I have two random variables $s\sim \mathcal{N}(\nu,\sigma)$ and $a\sim \mathcal{U}(0,A)$, $0<A<1$, calculate a third r.v. $t=(1-a)/s$ and want to find its distribution $p(t|\nu,\sigma,A)$.
My reasoning is, that for any value of $a$, there is exactly one $s=(1-a)/t$ such that the $(a,s)$ pair will produce $t$ and I will therefore have to integrate over the probabilities for these values:
$$p(t|\nu,\sigma,A) = \int_0^A p_a(x)p_s((1-x)/t)\,\mathrm dx\\$$
which can be expressed as the sum of two error functions.

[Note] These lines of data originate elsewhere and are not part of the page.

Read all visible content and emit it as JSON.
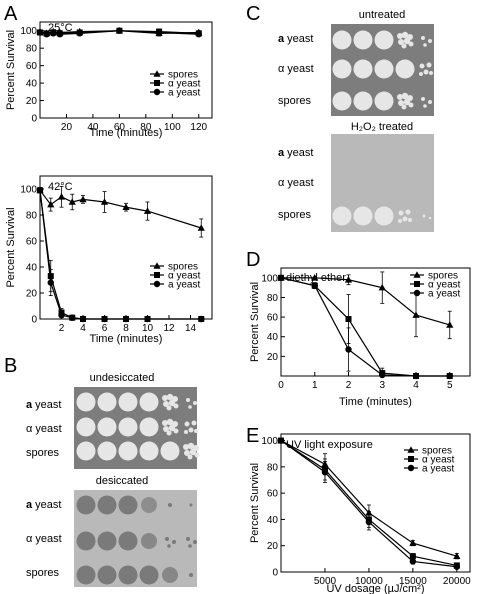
{
  "panels": {
    "A": "A",
    "B": "B",
    "C": "C",
    "D": "D",
    "E": "E"
  },
  "chart_data": [
    {
      "id": "A_top",
      "type": "line",
      "annotation": "25°C",
      "xlabel": "Time (minutes)",
      "ylabel": "Percent Survival",
      "xlim": [
        0,
        130
      ],
      "ylim": [
        0,
        110
      ],
      "xticks": [
        20,
        40,
        60,
        80,
        100,
        120
      ],
      "yticks": [
        0,
        20,
        40,
        60,
        80,
        100
      ],
      "legend_position": "bottom-right",
      "series": [
        {
          "name": "spores",
          "marker": "triangle",
          "x": [
            0,
            5,
            10,
            15,
            30,
            60,
            90,
            120
          ],
          "y": [
            99,
            97,
            99,
            98,
            99,
            100,
            97,
            98
          ],
          "err": [
            2,
            2,
            2,
            2,
            2,
            1,
            3,
            2
          ]
        },
        {
          "name": "α yeast",
          "marker": "square",
          "x": [
            0,
            5,
            10,
            15,
            30,
            60,
            90,
            120
          ],
          "y": [
            98,
            97,
            98,
            97,
            98,
            100,
            99,
            97
          ],
          "err": [
            2,
            2,
            2,
            2,
            2,
            1,
            3,
            2
          ]
        },
        {
          "name": "a yeast",
          "marker": "circle",
          "x": [
            0,
            5,
            10,
            15,
            30,
            60,
            90,
            120
          ],
          "y": [
            98,
            96,
            97,
            96,
            97,
            100,
            98,
            96
          ],
          "err": [
            2,
            2,
            2,
            2,
            2,
            1,
            3,
            2
          ]
        }
      ]
    },
    {
      "id": "A_bottom",
      "type": "line",
      "annotation": "42°C",
      "xlabel": "Time (minutes)",
      "ylabel": "Percent Survival",
      "xlim": [
        0,
        16
      ],
      "ylim": [
        0,
        110
      ],
      "xticks": [
        2,
        4,
        6,
        8,
        10,
        12,
        14
      ],
      "yticks": [
        0,
        20,
        40,
        60,
        80,
        100
      ],
      "legend_position": "bottom-right",
      "series": [
        {
          "name": "spores",
          "marker": "triangle",
          "x": [
            0,
            1,
            2,
            3,
            4,
            6,
            8,
            10,
            15
          ],
          "y": [
            99,
            88,
            94,
            90,
            92,
            90,
            86,
            83,
            70
          ],
          "err": [
            2,
            5,
            8,
            6,
            3,
            8,
            3,
            7,
            7
          ]
        },
        {
          "name": "α yeast",
          "marker": "square",
          "x": [
            0,
            1,
            2,
            3,
            4,
            6,
            8,
            10,
            15
          ],
          "y": [
            99,
            33,
            5,
            1,
            0,
            0,
            0,
            0,
            0
          ],
          "err": [
            2,
            12,
            3,
            1,
            0,
            0,
            0,
            0,
            0
          ]
        },
        {
          "name": "a yeast",
          "marker": "circle",
          "x": [
            0,
            1,
            2,
            3,
            4,
            6,
            8,
            10,
            15
          ],
          "y": [
            99,
            28,
            3,
            1,
            0,
            0,
            0,
            0,
            0
          ],
          "err": [
            2,
            10,
            2,
            1,
            0,
            0,
            0,
            0,
            0
          ]
        }
      ]
    },
    {
      "id": "D",
      "type": "line",
      "annotation": "diethyl ether",
      "xlabel": "Time (minutes)",
      "ylabel": "Percent Survival",
      "xlim": [
        0,
        5.6
      ],
      "ylim": [
        0,
        110
      ],
      "xticks": [
        0,
        1,
        2,
        3,
        4,
        5
      ],
      "yticks": [
        20,
        40,
        60,
        80,
        100
      ],
      "legend_position": "top-right",
      "series": [
        {
          "name": "spores",
          "marker": "triangle",
          "x": [
            0,
            1,
            2,
            3,
            4,
            5
          ],
          "y": [
            100,
            100,
            98,
            90,
            62,
            52
          ],
          "err": [
            0,
            1,
            5,
            16,
            22,
            14
          ]
        },
        {
          "name": "α yeast",
          "marker": "square",
          "x": [
            0,
            1,
            2,
            3,
            4,
            5
          ],
          "y": [
            100,
            92,
            58,
            3,
            0,
            0
          ],
          "err": [
            0,
            3,
            25,
            5,
            0,
            0
          ]
        },
        {
          "name": "a yeast",
          "marker": "circle",
          "x": [
            0,
            1,
            2,
            3,
            4,
            5
          ],
          "y": [
            100,
            92,
            27,
            1,
            0,
            0
          ],
          "err": [
            0,
            3,
            22,
            2,
            0,
            0
          ]
        }
      ]
    },
    {
      "id": "E",
      "type": "line",
      "annotation": "UV light exposure",
      "xlabel": "UV dosage (µJ/cm²)",
      "ylabel": "Percent Survival",
      "xlim": [
        0,
        21500
      ],
      "ylim": [
        0,
        105
      ],
      "xticks": [
        5000,
        10000,
        15000,
        20000
      ],
      "yticks": [
        0,
        20,
        40,
        60,
        80,
        100
      ],
      "legend_position": "top-right",
      "series": [
        {
          "name": "spores",
          "marker": "triangle",
          "x": [
            0,
            5000,
            10000,
            15000,
            20000
          ],
          "y": [
            100,
            82,
            45,
            22,
            12
          ],
          "err": [
            1,
            8,
            6,
            2,
            2
          ]
        },
        {
          "name": "α yeast",
          "marker": "square",
          "x": [
            0,
            5000,
            10000,
            15000,
            20000
          ],
          "y": [
            100,
            78,
            40,
            12,
            5
          ],
          "err": [
            1,
            8,
            6,
            2,
            1
          ]
        },
        {
          "name": "a yeast",
          "marker": "circle",
          "x": [
            0,
            5000,
            10000,
            15000,
            20000
          ],
          "y": [
            100,
            76,
            38,
            8,
            4
          ],
          "err": [
            1,
            8,
            6,
            2,
            1
          ]
        }
      ]
    }
  ],
  "plates": {
    "B_top_title": "undesiccated",
    "B_bottom_title": "desiccated",
    "C_top_title": "untreated",
    "C_bottom_title": "H₂O₂ treated",
    "rows": {
      "a_prefix": "a",
      "yeast_suffix": " yeast",
      "alpha": "α yeast",
      "spores": "spores"
    },
    "colors": {
      "dark_plate": "#7f7f7f",
      "light_plate": "#b8b8b8",
      "colony_light": "#e6e6e6",
      "colony_dark": "#7a7a7a"
    }
  }
}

But already when checking this step numerically, I get a discrepancy between estimated (by sampling) and calculated distribution:
*Why do the histogram and the calculated distribution do not match?*
This is the code I used:
n=10000000
A=0.7
nu=.7
sigma=.1
# sampling from the target distribution
s=rnorm( n, mean=nu, sd=sigma )
a=runif( n, min=0, max=A )
t=(1-a)/s
hist(t,200, freq=F, xlim=c(0,5), ylim=c(0,2.5))

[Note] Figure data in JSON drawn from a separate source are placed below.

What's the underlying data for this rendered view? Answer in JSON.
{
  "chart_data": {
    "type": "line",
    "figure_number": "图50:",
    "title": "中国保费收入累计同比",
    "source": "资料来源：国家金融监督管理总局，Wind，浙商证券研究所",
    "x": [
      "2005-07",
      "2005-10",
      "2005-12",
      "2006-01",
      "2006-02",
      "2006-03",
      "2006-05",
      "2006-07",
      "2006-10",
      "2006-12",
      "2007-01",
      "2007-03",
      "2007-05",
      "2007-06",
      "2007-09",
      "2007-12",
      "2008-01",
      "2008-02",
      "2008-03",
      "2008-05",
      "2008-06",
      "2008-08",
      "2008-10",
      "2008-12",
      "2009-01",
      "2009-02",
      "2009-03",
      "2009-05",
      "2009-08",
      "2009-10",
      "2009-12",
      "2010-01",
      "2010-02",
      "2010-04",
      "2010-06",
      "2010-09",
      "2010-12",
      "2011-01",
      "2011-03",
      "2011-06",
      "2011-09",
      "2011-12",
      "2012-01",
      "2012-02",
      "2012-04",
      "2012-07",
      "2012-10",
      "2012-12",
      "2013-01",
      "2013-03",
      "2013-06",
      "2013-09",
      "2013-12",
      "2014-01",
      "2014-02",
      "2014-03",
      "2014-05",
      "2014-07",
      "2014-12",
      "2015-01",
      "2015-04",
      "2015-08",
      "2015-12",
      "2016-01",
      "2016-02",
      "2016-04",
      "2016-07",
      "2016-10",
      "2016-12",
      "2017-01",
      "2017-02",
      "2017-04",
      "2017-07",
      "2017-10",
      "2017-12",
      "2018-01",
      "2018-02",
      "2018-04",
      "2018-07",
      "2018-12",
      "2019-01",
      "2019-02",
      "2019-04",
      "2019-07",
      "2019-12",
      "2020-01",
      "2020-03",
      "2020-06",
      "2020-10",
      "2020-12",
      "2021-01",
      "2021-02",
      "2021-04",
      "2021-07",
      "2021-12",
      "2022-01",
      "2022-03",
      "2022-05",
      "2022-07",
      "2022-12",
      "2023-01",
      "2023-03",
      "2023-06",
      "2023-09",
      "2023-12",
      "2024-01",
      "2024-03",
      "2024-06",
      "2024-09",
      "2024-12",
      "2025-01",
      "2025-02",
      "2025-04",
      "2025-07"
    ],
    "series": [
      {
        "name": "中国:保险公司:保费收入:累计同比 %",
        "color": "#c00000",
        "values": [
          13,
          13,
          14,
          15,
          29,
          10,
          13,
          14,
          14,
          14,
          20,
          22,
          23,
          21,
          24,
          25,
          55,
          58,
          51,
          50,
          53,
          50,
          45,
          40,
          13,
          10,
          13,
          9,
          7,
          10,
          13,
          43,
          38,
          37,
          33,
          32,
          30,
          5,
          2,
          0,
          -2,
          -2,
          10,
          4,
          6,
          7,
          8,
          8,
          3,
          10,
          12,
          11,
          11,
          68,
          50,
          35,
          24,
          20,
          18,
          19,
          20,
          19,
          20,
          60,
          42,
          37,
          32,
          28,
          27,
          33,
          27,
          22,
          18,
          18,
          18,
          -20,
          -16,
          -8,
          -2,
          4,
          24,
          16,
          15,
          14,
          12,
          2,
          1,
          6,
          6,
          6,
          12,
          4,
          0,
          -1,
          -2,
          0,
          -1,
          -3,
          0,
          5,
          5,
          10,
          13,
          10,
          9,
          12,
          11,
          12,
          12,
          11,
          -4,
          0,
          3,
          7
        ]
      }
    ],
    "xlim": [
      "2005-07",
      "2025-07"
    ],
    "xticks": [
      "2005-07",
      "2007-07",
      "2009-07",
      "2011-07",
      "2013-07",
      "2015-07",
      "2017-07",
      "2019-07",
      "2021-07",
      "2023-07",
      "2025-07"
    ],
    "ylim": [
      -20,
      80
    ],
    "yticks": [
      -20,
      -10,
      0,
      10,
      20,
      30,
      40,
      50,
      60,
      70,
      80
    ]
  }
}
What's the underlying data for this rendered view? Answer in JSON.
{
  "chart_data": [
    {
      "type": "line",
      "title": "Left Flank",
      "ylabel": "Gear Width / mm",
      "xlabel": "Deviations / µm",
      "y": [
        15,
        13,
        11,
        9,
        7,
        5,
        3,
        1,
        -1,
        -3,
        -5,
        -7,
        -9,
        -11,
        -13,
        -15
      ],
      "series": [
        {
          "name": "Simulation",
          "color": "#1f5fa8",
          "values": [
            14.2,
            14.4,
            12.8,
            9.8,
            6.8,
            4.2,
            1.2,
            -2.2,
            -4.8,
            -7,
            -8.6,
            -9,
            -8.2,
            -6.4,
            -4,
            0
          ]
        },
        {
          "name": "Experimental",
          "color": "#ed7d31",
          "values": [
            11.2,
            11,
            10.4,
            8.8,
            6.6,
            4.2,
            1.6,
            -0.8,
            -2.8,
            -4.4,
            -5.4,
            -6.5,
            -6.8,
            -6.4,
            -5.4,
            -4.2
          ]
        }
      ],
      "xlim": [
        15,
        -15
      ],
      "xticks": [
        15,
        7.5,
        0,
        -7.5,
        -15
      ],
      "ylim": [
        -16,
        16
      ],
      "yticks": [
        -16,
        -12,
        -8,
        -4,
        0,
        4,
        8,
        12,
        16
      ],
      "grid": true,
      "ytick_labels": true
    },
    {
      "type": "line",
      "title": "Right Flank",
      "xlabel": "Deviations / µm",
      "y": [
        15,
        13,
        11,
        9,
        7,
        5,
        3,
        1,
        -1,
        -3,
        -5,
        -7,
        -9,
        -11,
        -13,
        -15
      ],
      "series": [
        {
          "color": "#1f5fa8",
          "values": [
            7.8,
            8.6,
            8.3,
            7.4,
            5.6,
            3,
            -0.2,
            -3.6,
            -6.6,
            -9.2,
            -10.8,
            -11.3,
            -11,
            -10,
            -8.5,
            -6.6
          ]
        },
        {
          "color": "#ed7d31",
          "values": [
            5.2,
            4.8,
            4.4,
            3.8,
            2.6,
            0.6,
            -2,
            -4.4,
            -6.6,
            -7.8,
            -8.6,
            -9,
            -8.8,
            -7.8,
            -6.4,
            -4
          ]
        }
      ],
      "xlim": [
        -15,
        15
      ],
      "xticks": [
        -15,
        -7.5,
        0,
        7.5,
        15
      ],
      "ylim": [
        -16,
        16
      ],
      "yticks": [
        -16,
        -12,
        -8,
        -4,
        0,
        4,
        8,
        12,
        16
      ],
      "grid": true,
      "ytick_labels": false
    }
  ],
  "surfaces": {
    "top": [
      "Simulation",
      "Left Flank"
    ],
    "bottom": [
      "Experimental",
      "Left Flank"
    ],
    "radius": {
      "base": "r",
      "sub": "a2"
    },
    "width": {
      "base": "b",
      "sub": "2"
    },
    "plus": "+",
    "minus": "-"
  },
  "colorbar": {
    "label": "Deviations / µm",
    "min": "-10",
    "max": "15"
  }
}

# plot the analytical result
analytic <- function(t, A, nu, sigma ){
tmp <- function(x, A, t, nu, sigma){
return (1/A*dnorm( (1-x)/t, mean=nu, sd=sigma) )
}
return( integrate( tmp, 0, A, A=A, t=t, nu=nu, sigma=sigma)$value)
}
x=seq(0,5,by=.01)
y=rep(0,length(x))
for( i in seq(1,length(x)) ){
y[i]=analytic(x[i], A, nu, sigma)
}
lines( x, y, col="red", type="l")